Adam Shai 29 Dec 2024 21:57 UTC
4 points
0
I suppose it depends on what one wants to do with their “understanding” of the system? Here’s one AI safety case I worry about: if we (humans) don’t understand the lower-level ontology that gives rise to the phenomenon that we are more directly interested in (in this case I think thats something like an AI systems behavior/internal “mental” states—your “structurally what”, if I’m understanding correctly, which to be honest I’m not very confident I am), then a sufficiently intelligent AI system that does understand that relationship will be able to exploit the extra degrees of freedom in the lower level ontology to our disadvantage, and we won’t be able to see it coming.

I very much agree that structurally what matters a lot, but that seems like half the battle to me.
- TsviBT 29 Dec 2024 22:06 UTC
  12 points
  2
  Parent
  
  I very much agree that structurally what matters a lot, but that seems like half the battle to me.
  
  But somehow this topic is not afforded much care or interest. Some people will pay lip service to caring, others will deny that mental states exist, but either way the field of alignment doesn’t put much force (money, smart young/new people, social support) toward these questions. This is understandable, as we have much less legible traction on this topic, but that’s… undignified, I guess is the expression.

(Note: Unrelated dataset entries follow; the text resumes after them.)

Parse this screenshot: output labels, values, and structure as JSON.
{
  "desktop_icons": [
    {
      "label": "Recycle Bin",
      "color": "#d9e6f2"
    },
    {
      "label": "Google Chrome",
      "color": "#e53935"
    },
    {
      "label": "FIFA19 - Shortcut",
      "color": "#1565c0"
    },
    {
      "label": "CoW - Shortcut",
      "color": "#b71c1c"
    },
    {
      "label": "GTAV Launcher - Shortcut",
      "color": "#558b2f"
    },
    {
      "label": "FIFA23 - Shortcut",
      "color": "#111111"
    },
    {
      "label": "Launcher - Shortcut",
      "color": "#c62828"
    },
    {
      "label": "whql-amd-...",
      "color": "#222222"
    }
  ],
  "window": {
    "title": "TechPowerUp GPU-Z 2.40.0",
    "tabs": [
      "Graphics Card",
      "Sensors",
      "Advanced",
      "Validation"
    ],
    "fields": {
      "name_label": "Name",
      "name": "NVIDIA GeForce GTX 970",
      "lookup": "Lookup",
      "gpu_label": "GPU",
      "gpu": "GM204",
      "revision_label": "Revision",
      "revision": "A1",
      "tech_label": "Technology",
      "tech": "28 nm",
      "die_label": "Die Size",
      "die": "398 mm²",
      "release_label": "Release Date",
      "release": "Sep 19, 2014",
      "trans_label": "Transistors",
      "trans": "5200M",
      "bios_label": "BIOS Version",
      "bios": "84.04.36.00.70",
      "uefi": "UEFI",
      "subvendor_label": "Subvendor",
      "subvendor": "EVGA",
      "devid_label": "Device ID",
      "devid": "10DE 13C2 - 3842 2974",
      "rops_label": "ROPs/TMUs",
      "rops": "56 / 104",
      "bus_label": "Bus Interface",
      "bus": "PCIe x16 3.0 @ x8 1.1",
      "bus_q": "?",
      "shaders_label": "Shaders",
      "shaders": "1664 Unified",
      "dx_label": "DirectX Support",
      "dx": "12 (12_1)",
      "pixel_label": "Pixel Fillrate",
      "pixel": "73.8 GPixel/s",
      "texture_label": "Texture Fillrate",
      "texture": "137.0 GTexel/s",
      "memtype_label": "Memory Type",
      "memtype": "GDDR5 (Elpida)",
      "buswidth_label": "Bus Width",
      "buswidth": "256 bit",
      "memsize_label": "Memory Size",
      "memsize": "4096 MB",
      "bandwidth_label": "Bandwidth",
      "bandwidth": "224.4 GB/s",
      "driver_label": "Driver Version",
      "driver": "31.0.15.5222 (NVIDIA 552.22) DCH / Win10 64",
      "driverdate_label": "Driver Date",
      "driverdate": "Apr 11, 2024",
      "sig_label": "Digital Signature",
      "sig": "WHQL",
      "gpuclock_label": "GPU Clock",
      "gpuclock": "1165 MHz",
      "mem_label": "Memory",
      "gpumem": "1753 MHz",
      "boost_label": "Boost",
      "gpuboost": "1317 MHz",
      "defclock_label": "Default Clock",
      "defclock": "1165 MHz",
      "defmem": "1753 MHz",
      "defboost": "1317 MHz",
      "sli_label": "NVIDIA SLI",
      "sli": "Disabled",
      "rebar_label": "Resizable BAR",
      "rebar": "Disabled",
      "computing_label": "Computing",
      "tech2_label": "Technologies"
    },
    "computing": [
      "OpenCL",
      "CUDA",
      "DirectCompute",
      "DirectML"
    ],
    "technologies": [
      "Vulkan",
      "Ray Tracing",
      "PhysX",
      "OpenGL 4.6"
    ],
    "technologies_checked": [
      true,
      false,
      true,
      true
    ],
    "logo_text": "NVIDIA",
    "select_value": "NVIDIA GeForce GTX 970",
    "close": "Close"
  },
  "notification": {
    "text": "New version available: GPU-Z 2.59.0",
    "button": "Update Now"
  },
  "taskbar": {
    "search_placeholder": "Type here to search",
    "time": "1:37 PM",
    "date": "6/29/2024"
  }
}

- TsviBT 29 Dec 2024 22:02 UTC
  2 points
  0
  Parent
  
  a sufficiently intelligent AI system that does understand that relationship will be able to exploit the extra degrees of freedom in the lower level ontology to our disadvantage, and we won’t be able to see it coming.
  
  Even if you do understand the lower level, you couldn’t stop such an adversarial AI from exploiting it, or exploiting something else, and taking control. If you understand the mental states (yeah, the structure), then maybe you can figure out how to make an AI that wants to not do that. In other words, it’s not sufficient, and probably not necessary / not a priority.